We spend the night at a motel in Cleveland which made me feel like I was in an episode of The Wire. At some point there had been some serious violence involving the microwave and it smelled of moldy weed and urine.
Our two days in Nashville didn't come with fine weather, so we spent most of it chilling indoors with my fine host Kiernan McMullan who is an incredible singer/songwriter himself. He showed us the sights in his minivan (the vehicle of champions), and we hit some tasty restaurants along the way. We also made friends with his roommate's stray beagle Steven Beagal who is in need of a loving home if anyone out there wants this sweet dog.
The gig at the Bluebird Cafe went well. The crowd and performers who swayed towards the country genre were warm and receptive to my rocky/folk/pink think I do. The featured performer was a dude named Fred Wilhelm who writes songs for a living. His tunes have been cut by Faith Hill and Randy Travis, and while country music doesn't generally perk my ears, I have to say Fred Wilhelm is a phenomenal writer who knows his craft. His inspiring words really spoke to me and verbalized a lot of thoughts I've had about why the hell I do what I do. A few things I took away from Fred:
1. Songwriters are not articulate people - I can't tell you how much this hits home. I really hate public speaking. Interviews often make me feel like an idiot no matter how much I prepare. It should be the easiest thing for someone who takes so much time to craft words, but when it comes to conversation I'm a poor communicator. A song is my way to thoughtfully and creatively relay my views.

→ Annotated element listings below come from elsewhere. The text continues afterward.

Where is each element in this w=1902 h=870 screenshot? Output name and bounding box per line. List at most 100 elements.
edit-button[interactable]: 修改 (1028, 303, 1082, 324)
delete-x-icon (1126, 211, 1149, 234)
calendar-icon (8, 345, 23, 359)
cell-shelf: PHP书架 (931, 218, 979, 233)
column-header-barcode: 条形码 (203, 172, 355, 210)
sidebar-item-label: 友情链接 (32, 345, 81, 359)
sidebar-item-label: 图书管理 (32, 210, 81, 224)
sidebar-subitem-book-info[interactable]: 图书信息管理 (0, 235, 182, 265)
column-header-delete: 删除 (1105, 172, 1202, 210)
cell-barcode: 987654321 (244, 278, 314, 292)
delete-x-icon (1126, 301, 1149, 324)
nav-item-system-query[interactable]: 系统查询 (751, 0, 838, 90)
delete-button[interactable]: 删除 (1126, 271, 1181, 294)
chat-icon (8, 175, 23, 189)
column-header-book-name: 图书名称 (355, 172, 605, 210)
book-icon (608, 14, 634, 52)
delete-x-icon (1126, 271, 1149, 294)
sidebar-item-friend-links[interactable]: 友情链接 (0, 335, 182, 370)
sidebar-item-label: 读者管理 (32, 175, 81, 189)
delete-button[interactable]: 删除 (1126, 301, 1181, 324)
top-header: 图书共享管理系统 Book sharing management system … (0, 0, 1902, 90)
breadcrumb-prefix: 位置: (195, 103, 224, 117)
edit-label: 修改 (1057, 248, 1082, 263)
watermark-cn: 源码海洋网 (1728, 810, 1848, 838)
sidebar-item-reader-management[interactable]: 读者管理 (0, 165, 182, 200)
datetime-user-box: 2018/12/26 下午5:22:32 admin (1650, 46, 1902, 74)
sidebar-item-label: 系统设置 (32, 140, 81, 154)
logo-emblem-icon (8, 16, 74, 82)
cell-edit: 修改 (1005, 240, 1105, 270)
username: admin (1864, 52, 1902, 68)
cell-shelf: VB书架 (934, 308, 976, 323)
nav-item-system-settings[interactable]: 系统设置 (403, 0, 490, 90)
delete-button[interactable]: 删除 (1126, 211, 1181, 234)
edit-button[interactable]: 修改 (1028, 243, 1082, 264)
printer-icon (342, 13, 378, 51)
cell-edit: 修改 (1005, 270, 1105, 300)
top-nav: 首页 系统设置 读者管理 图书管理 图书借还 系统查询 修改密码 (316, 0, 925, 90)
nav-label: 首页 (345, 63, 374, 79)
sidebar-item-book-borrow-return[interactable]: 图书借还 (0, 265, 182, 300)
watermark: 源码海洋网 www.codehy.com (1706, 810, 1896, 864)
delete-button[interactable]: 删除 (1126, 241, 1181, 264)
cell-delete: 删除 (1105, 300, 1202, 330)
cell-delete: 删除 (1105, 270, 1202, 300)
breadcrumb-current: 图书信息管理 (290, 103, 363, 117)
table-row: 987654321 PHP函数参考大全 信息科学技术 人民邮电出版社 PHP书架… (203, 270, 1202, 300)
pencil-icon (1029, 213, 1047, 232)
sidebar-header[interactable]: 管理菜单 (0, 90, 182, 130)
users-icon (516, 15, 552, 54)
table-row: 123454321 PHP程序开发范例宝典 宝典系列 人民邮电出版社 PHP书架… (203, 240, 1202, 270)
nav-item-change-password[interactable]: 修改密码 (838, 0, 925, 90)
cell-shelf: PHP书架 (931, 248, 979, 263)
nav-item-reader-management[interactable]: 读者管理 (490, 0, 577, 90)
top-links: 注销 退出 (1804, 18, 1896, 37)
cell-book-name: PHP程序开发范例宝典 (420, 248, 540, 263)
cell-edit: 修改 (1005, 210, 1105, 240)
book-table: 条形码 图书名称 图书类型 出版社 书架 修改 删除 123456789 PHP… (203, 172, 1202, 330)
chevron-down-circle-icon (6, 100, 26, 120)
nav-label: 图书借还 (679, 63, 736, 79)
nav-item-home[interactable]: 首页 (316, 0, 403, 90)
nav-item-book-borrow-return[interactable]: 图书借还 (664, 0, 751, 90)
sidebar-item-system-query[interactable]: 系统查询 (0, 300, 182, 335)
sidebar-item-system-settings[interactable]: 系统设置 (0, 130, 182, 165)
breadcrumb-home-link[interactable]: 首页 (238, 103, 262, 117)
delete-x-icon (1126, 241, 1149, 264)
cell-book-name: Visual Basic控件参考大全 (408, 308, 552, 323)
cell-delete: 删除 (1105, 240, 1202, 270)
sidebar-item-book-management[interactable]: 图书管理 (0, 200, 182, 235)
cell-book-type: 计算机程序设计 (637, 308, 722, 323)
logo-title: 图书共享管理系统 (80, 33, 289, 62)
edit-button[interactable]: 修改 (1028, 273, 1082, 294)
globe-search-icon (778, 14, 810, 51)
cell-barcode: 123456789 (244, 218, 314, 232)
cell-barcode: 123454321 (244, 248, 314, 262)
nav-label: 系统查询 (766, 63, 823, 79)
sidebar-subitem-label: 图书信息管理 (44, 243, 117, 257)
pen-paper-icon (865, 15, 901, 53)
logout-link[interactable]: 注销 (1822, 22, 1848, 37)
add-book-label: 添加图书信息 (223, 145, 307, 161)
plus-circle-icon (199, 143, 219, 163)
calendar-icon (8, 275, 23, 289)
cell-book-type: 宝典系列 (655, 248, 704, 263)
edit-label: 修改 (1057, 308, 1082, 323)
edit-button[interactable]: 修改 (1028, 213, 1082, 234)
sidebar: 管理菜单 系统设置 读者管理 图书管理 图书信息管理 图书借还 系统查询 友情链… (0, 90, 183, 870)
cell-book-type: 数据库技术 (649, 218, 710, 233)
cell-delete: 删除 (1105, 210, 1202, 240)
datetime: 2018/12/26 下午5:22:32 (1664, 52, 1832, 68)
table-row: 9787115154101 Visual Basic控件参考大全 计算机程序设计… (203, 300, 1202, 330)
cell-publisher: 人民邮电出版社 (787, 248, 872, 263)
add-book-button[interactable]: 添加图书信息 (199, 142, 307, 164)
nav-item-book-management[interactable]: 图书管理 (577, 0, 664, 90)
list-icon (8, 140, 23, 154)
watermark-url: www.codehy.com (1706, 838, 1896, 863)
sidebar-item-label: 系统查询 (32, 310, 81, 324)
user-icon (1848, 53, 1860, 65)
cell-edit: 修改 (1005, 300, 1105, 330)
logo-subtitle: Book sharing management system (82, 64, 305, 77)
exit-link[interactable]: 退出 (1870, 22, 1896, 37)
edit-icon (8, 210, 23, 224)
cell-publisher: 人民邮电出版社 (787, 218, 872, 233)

2. If you don't enjoy the process, you should get out of the business - Fred writes over 100 songs a year. You probably aren't going to be famous. You probably aren't going to get rich. It's a long hard road, and if you aren't finding joy in the craft of writing then you are probably wasting your time. I do it because I'm compelled to do it. It can't tell you how often my crummy day is turned around just by singing for people. I'm driven (literally these days) to perform.

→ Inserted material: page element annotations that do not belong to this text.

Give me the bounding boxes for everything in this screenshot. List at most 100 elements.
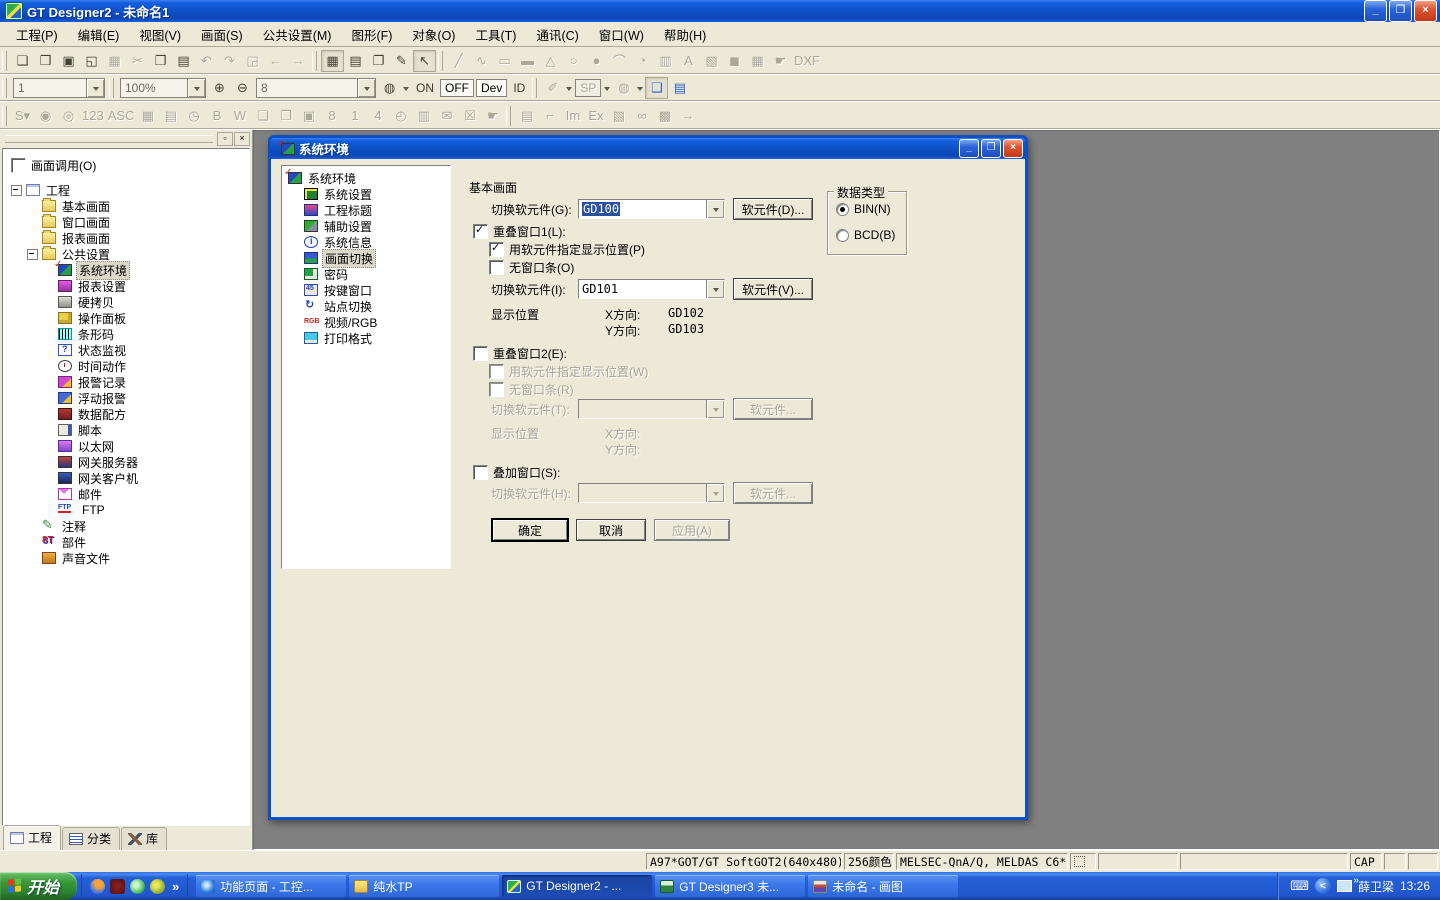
panel-grip[interactable]: ▫ × <box>0 130 252 147</box>
menu-item[interactable]: 编辑(E) <box>68 22 130 47</box>
ok-button[interactable]: 确定 <box>492 519 568 541</box>
menu-item[interactable]: 工程(P) <box>6 22 68 47</box>
filled-circle-icon[interactable]: ● <box>585 50 608 72</box>
dialog-nav-item[interactable]: 工程标题 <box>282 202 450 218</box>
redo-icon[interactable]: ↷ <box>218 50 241 72</box>
chevron-down-icon[interactable] <box>706 200 724 218</box>
window-preview-icon[interactable]: ❑ <box>645 77 668 99</box>
tree-item[interactable]: 网关服务器 <box>5 454 249 470</box>
dialog-nav-item[interactable]: 辅助设置 <box>282 218 450 234</box>
toolbar-grip[interactable] <box>2 78 7 98</box>
menu-item[interactable]: 工具(T) <box>465 22 526 47</box>
chevron-down-icon[interactable] <box>86 79 104 97</box>
device-view-button[interactable]: Dev <box>476 79 507 97</box>
text-icon[interactable]: A <box>677 50 700 72</box>
tree-item[interactable]: 报表设置 <box>5 278 249 294</box>
time-display-icon[interactable]: ▤ <box>159 105 182 127</box>
toolbar-grip[interactable] <box>2 51 7 71</box>
minimize-button[interactable]: _ <box>1364 0 1387 22</box>
data-type-bcd-radio[interactable]: BCD(B) <box>836 228 895 242</box>
word-switch-icon[interactable]: W <box>228 105 251 127</box>
tree-item[interactable]: 声音文件 <box>5 550 249 566</box>
dialog-nav-item[interactable]: 按键窗口 <box>282 282 450 298</box>
object-select-icon[interactable]: S▾ <box>11 105 34 127</box>
device-off-button[interactable]: OFF <box>440 79 474 97</box>
toolbar-grip[interactable] <box>506 106 511 126</box>
undo-icon[interactable]: ↶ <box>195 50 218 72</box>
zoom-select-icon[interactable]: ◲ <box>241 50 264 72</box>
cancel-button[interactable]: 取消 <box>576 519 646 541</box>
overlap-window2-checkbox[interactable]: 重叠窗口2(E): <box>473 345 567 362</box>
dialog-nav-item[interactable]: 站点切换 <box>282 298 450 314</box>
font-size-combo[interactable]: 8 <box>256 78 376 98</box>
start-button[interactable]: 开始 <box>0 872 77 900</box>
menu-item[interactable]: 通讯(C) <box>526 22 588 47</box>
comment-display-icon[interactable]: ✉ <box>435 105 458 127</box>
paste-icon[interactable]: ▤ <box>172 50 195 72</box>
level-display-icon[interactable]: ▥ <box>412 105 435 127</box>
tree-expander-icon[interactable] <box>27 249 38 260</box>
quicklaunch-media-icon[interactable] <box>90 879 105 894</box>
keyboard-tray-icon[interactable]: ⌨ <box>1290 878 1309 894</box>
tree-item[interactable]: 时间动作 <box>5 358 249 374</box>
numeric-display-icon[interactable]: 123 <box>80 105 106 127</box>
base-switch-device-combo[interactable]: GD100 <box>578 199 725 219</box>
chevron-down-icon[interactable] <box>602 77 612 99</box>
chevron-down-icon[interactable] <box>706 280 724 298</box>
cut-icon[interactable]: ✂ <box>126 50 149 72</box>
task-button-gtdesigner2[interactable]: GT Designer2 - ... <box>502 875 652 897</box>
toolbar-grip[interactable] <box>438 51 443 71</box>
chevron-down-icon[interactable] <box>635 77 645 99</box>
tree-item[interactable]: 注释 <box>5 518 249 534</box>
fill-icon[interactable]: ◼ <box>723 50 746 72</box>
dialog-nav-item[interactable]: 打印格式 <box>282 330 450 346</box>
tree-item[interactable]: 报表画面 <box>5 230 249 246</box>
bit-lamp-icon[interactable]: ◉ <box>34 105 57 127</box>
fill-color-icon[interactable]: ◍ <box>378 77 401 99</box>
screen-switch-icon[interactable]: ❏ <box>251 105 274 127</box>
cancel-object-icon[interactable]: ☒ <box>458 105 481 127</box>
dialog-nav-item[interactable]: 系统环境 <box>282 170 450 186</box>
network-tray-icon[interactable] <box>1337 880 1352 892</box>
superimpose-window-checkbox[interactable]: 叠加窗口(S): <box>473 464 560 481</box>
tree-expander-icon[interactable] <box>11 185 22 196</box>
line-sp-button[interactable]: SP <box>575 79 601 97</box>
tray-clock[interactable]: 13:26 <box>1400 879 1430 893</box>
chevron-down-icon[interactable] <box>187 79 205 97</box>
line-icon[interactable]: ╱ <box>447 50 470 72</box>
parts-display-icon[interactable]: ☛ <box>481 105 504 127</box>
dialog-maximize-button[interactable]: ❐ <box>981 139 1001 158</box>
word-lamp-icon[interactable]: ◎ <box>57 105 80 127</box>
chevron-down-icon[interactable] <box>564 77 574 99</box>
device-on-label[interactable]: ON <box>411 81 439 95</box>
dialog-nav-item[interactable]: 视频/RGB <box>282 314 450 330</box>
panel-meter-icon[interactable]: ◴ <box>389 105 412 127</box>
quicklaunch-browser-icon[interactable] <box>130 879 145 894</box>
dialog-minimize-button[interactable]: _ <box>959 139 979 158</box>
toolbar-grip[interactable] <box>2 106 7 126</box>
overlap-window1-checkbox[interactable]: 重叠窗口1(L): <box>473 223 566 240</box>
stamp-icon[interactable]: ▧ <box>607 105 630 127</box>
multi-action-switch-icon[interactable]: 4 <box>366 105 389 127</box>
menu-item[interactable]: 图形(F) <box>341 22 402 47</box>
special-switch-icon[interactable]: ▣ <box>297 105 320 127</box>
menu-item[interactable]: 对象(O) <box>402 22 465 47</box>
tree-item[interactable]: 浮动报警 <box>5 390 249 406</box>
data-type-bin-radio[interactable]: BIN(N) <box>836 202 891 216</box>
tree-item[interactable]: 操作面板 <box>5 310 249 326</box>
task-button-folder[interactable]: 纯水TP <box>349 875 499 897</box>
screen-copy-icon[interactable]: ▦ <box>103 50 126 72</box>
toolbar-grip[interactable] <box>532 78 537 98</box>
quicklaunch-app-icon[interactable] <box>110 879 125 894</box>
zoom-combo[interactable]: 100% <box>120 78 206 98</box>
screen-properties-icon[interactable]: ▤ <box>344 50 367 72</box>
close-button[interactable]: × <box>1414 0 1437 22</box>
ascii-display-icon[interactable]: ASC <box>106 105 137 127</box>
tree-item[interactable]: 窗口画面 <box>5 214 249 230</box>
tree-item[interactable]: 系统环境 <box>5 262 249 278</box>
win1-position-by-device-checkbox[interactable]: 用软元件指定显示位置(P) <box>489 241 645 258</box>
outdent-icon[interactable]: ⌐ <box>538 105 561 127</box>
id-view-label[interactable]: ID <box>508 81 530 95</box>
menu-item[interactable]: 画面(S) <box>191 22 253 47</box>
copy-icon[interactable]: ❐ <box>149 50 172 72</box>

3. Graduate with your class, and support your fellow talented performers. The cream will rise to the top, and you can be part of that. It's so hard to leave the ego in minivan. I'm a tender flower often on the defensive constantly pressuring myself to prove my worth as a musician. The lesson of supporting others is something I've been slowly learning, often by watching the graciousness of people in my life. I am so grateful for them!
Anyhow, I'm still thinking on a few things, but this post is far too long. You are a trooper for getting this far, now go get yourself an ice cream cone with rainbow jimmies.